Pourquoi j’ai dit Stop !

De nombreuses personnes m’ont demandé les raisons de l’arrêt de mon activité de freelance.

Je ne comptais pas m’étaler sur ces raisons. Cependant, à la lecture des retours que j’ai pu recevoir lorsque j’ai donné plus d’explications, je me suis dit que les partager pouvaient servir à d’autres.

Tout va très bien, Madame la Marquise

Je me rends compte que dans le monde de l’entrepreneuriat, et dans le monde du travail en général, il n’est pas forcément bien vu de répondre « mal » à la traditionnelle question « alors, ça va comment ton activité ? ».

A la rigueur, on peut répondre « c’est dur, mais je m’accroche ! » avec le sourire de Wonder Woman qui va bien, genre « je suis une battante ! je vais y arriver ! ».

Eh beh, on peut être une battante et ne pas y arriver.
Mais parler de ses doutes, de ses baisses de moral, de son sentiment de ne pas savoir si on est à la bonne place est compliqué.
Dans le genre je plombe l’ambiance durant le tour de table de la réunion de son réseau, ça serait la médaille d’or directe !
On n’y participe pas pour se plaindre mais pour donner une image positive de soi afin d’attirer les contacts, les affaires, les recommandations.
Il existe peu d’endroits dans lesquels on puisse partager ce genre de difficultés « morales ».

Les montagnes russes

Maintenant que j’ai décidé de quitter l’entrepreneuriat, j’ose dire haut et fort que, pour moi, ça a été dur et que j’ai décidé, en toute conscience, de lâcher la branche car je n’y arrivais pas.

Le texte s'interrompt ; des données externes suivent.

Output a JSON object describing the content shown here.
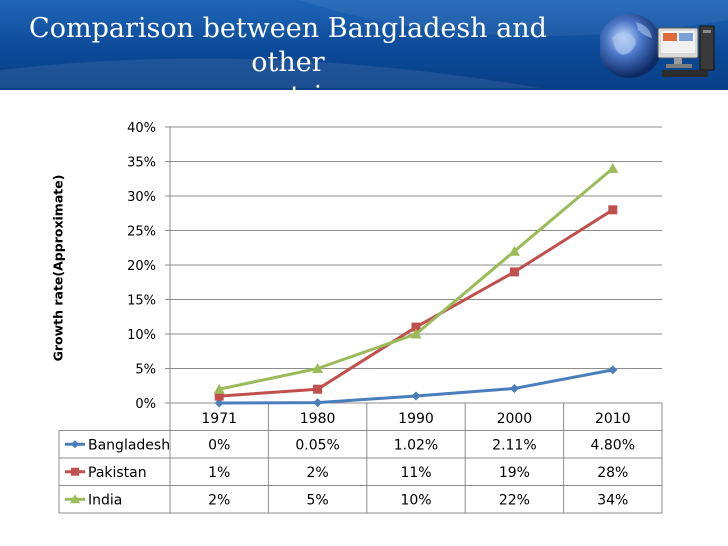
{
  "slide": {
    "title_lines": [
      "Comparison between Bangladesh and other",
      "countries"
    ]
  },
  "chart_data": {
    "type": "line",
    "categories": [
      "1971",
      "1980",
      "1990",
      "2000",
      "2010"
    ],
    "ylabel": "Growth rate(Approximate)",
    "ylim": [
      0,
      40
    ],
    "yticks": [
      0,
      5,
      10,
      15,
      20,
      25,
      30,
      35,
      40
    ],
    "ytick_labels": [
      "0%",
      "5%",
      "10%",
      "15%",
      "20%",
      "25%",
      "30%",
      "35%",
      "40%"
    ],
    "grid": true,
    "data_table": true,
    "series": [
      {
        "name": "Bangladesh",
        "color": "#4a7ebb",
        "marker": "diamond",
        "values": [
          0,
          0.05,
          1.02,
          2.11,
          4.8
        ],
        "table_labels": [
          "0%",
          "0.05%",
          "1.02%",
          "2.11%",
          "4.80%"
        ]
      },
      {
        "name": "Pakistan",
        "color": "#c0504d",
        "marker": "square",
        "values": [
          1,
          2,
          11,
          19,
          28
        ],
        "table_labels": [
          "1%",
          "2%",
          "11%",
          "19%",
          "28%"
        ]
      },
      {
        "name": "India",
        "color": "#9bbb59",
        "marker": "triangle",
        "values": [
          2,
          5,
          10,
          22,
          34
        ],
        "table_labels": [
          "2%",
          "5%",
          "10%",
          "22%",
          "34%"
        ]
      }
    ]
  }
}
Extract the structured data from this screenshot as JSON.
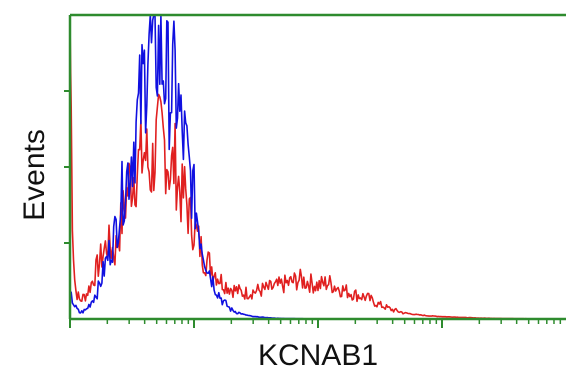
{
  "chart_data": {
    "type": "line",
    "title": "",
    "xlabel": "KCNAB1",
    "ylabel": "Events",
    "x_scale": "log",
    "xlim": [
      1,
      10000
    ],
    "ylim": [
      0,
      1
    ],
    "grid": false,
    "legend": "none",
    "colors": {
      "frame": "#2e8b2e",
      "series_red": "#e02020",
      "series_blue": "#1010e0"
    },
    "series": [
      {
        "color": "#e02020",
        "x": [
          1.0,
          1.05,
          1.1,
          1.2,
          1.35,
          1.5,
          1.7,
          2.0,
          2.3,
          2.6,
          3.0,
          3.5,
          4.0,
          4.5,
          5.0,
          5.5,
          6.0,
          6.5,
          7.0,
          7.5,
          8.0,
          8.5,
          9.0,
          9.5,
          10.0,
          11.0,
          12.0,
          13.5,
          15.0,
          17.0,
          20.0,
          25.0,
          30.0,
          40.0,
          50.0,
          60.0,
          70.0,
          85.0,
          100.0,
          120.0,
          150.0,
          200.0,
          250.0,
          300.0,
          400.0,
          500.0,
          600.0,
          800.0,
          1000.0,
          1500.0,
          2000.0,
          4000.0,
          10000.0
        ],
        "values": [
          0.98,
          0.3,
          0.1,
          0.06,
          0.08,
          0.12,
          0.18,
          0.25,
          0.22,
          0.32,
          0.45,
          0.5,
          0.55,
          0.48,
          0.58,
          0.6,
          0.55,
          0.48,
          0.52,
          0.45,
          0.4,
          0.42,
          0.35,
          0.32,
          0.3,
          0.25,
          0.2,
          0.18,
          0.15,
          0.12,
          0.1,
          0.085,
          0.09,
          0.1,
          0.11,
          0.12,
          0.13,
          0.12,
          0.11,
          0.12,
          0.1,
          0.08,
          0.07,
          0.05,
          0.03,
          0.02,
          0.015,
          0.01,
          0.008,
          0.005,
          0.003,
          0.001,
          0.0
        ]
      },
      {
        "color": "#1010e0",
        "x": [
          1.0,
          1.1,
          1.2,
          1.35,
          1.5,
          1.7,
          2.0,
          2.3,
          2.6,
          3.0,
          3.5,
          4.0,
          4.3,
          4.6,
          5.0,
          5.5,
          6.0,
          6.5,
          7.0,
          7.5,
          8.0,
          8.5,
          9.0,
          9.5,
          10.0,
          11.0,
          12.0,
          13.5,
          15.0,
          17.0,
          20.0,
          25.0,
          30.0,
          40.0,
          50.0,
          70.0,
          100.0,
          200.0,
          1000.0,
          10000.0
        ],
        "values": [
          0.08,
          0.04,
          0.02,
          0.03,
          0.06,
          0.1,
          0.2,
          0.28,
          0.4,
          0.5,
          0.65,
          0.8,
          0.95,
          0.85,
          0.9,
          0.85,
          0.8,
          0.75,
          0.78,
          0.7,
          0.6,
          0.58,
          0.5,
          0.45,
          0.4,
          0.3,
          0.22,
          0.15,
          0.1,
          0.06,
          0.03,
          0.015,
          0.008,
          0.004,
          0.002,
          0.001,
          0.0,
          0.0,
          0.0,
          0.0
        ]
      }
    ]
  }
}
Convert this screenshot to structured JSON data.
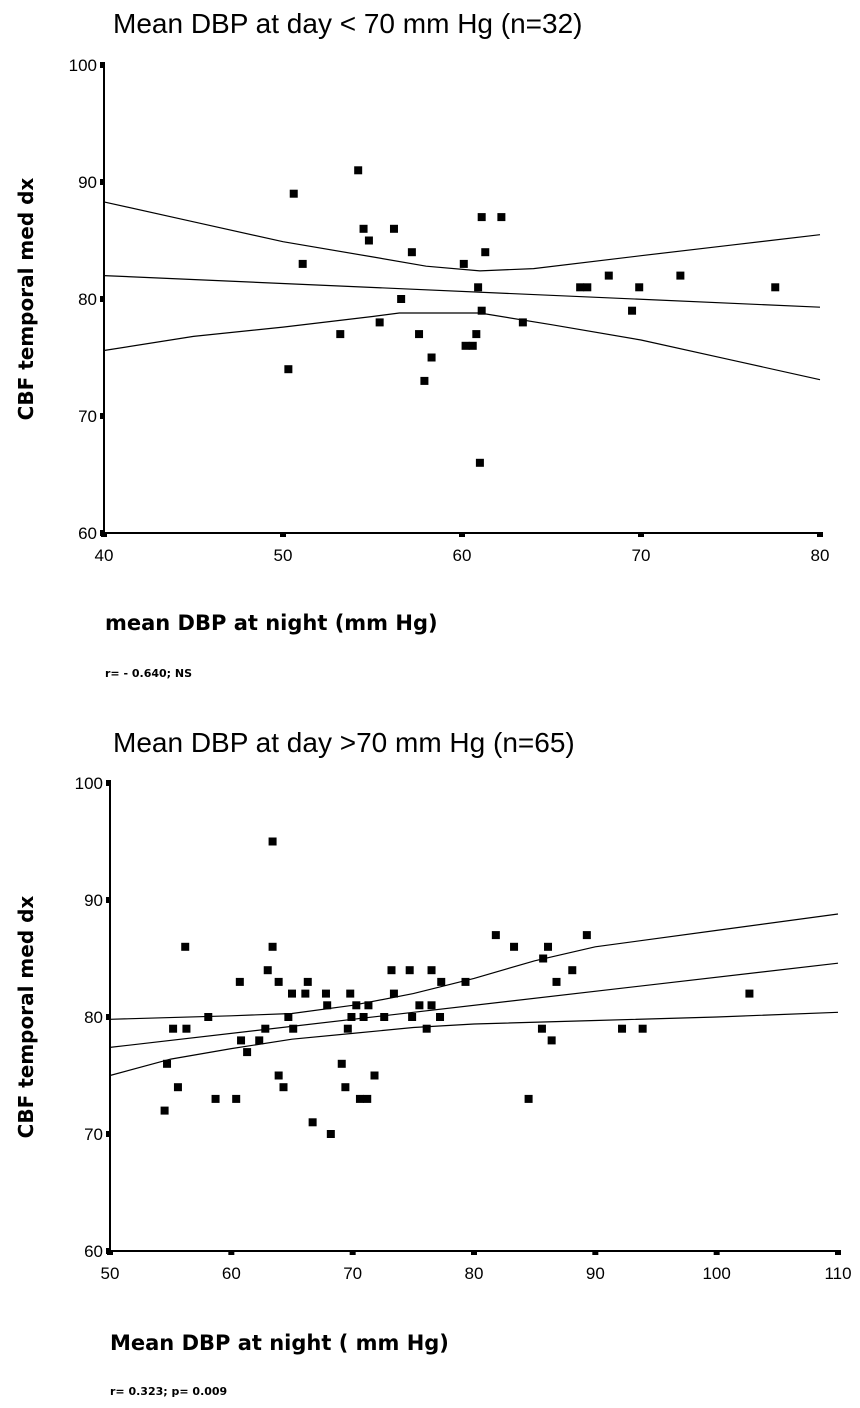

Je ne sais pas gérer les montagnes russes de ce métier :

  • Le lundi, un prospect me contacte, il est super motivé pour bosser avec moi, on fixe un RV. Je suis au sommet de la montagne.
  • Le mardi, une proposition que j’ai envoyée n’a toujours pas reçu de réponses malgré 2 relances. Je commence à dégringoler.
  • Le mercredi, je travaille sur le dossier d’un client. La dégringolade s’arrête, la motivation revient.
  • Le jeudi, une mission qui semblait sûre à 99% tombe à l’eau. Je me retrouve au pied de la montagne.
  • Le vendredi, j’essaie de prendre sur moi pour contacter directement 2 prospects et en identifier d’autres. Je me raccroche à la corde pour remonter cette montagne.
Pourquoi j'ai dit Stop. Les montagnes russes

Bon, OK, je caricature un peu, mais l’idée et surtout l’illustration de ce que j’ai eu le sentiment de vivre est là.
Pour reprendre une autre image que j’ai donné à quelques personnes de mon entourage, je ne suis pas équipée pour monter dans un ascenseur qui, plusieurs fois par jour, va passer du rez-de-chaussée au 252è étage et retour en 2 minutes chrono.

J’ai dit Stop !

Pourquoi j'ai dit Stop

La décision d’arrêter n’a pas été prise du jour au lendemain. Face à ces difficultés, j’ai d’abord essayé de trouver comment les surmonter, comment rebondir à chaque réponse négative. Je me suis remise en question un nombre incalculable de fois. Mais à force de rebondir toujours un peu moins haut et constatant que la remise en question m’amenait à devoir « jouer un rôle », j’ai préféré dire « stop ».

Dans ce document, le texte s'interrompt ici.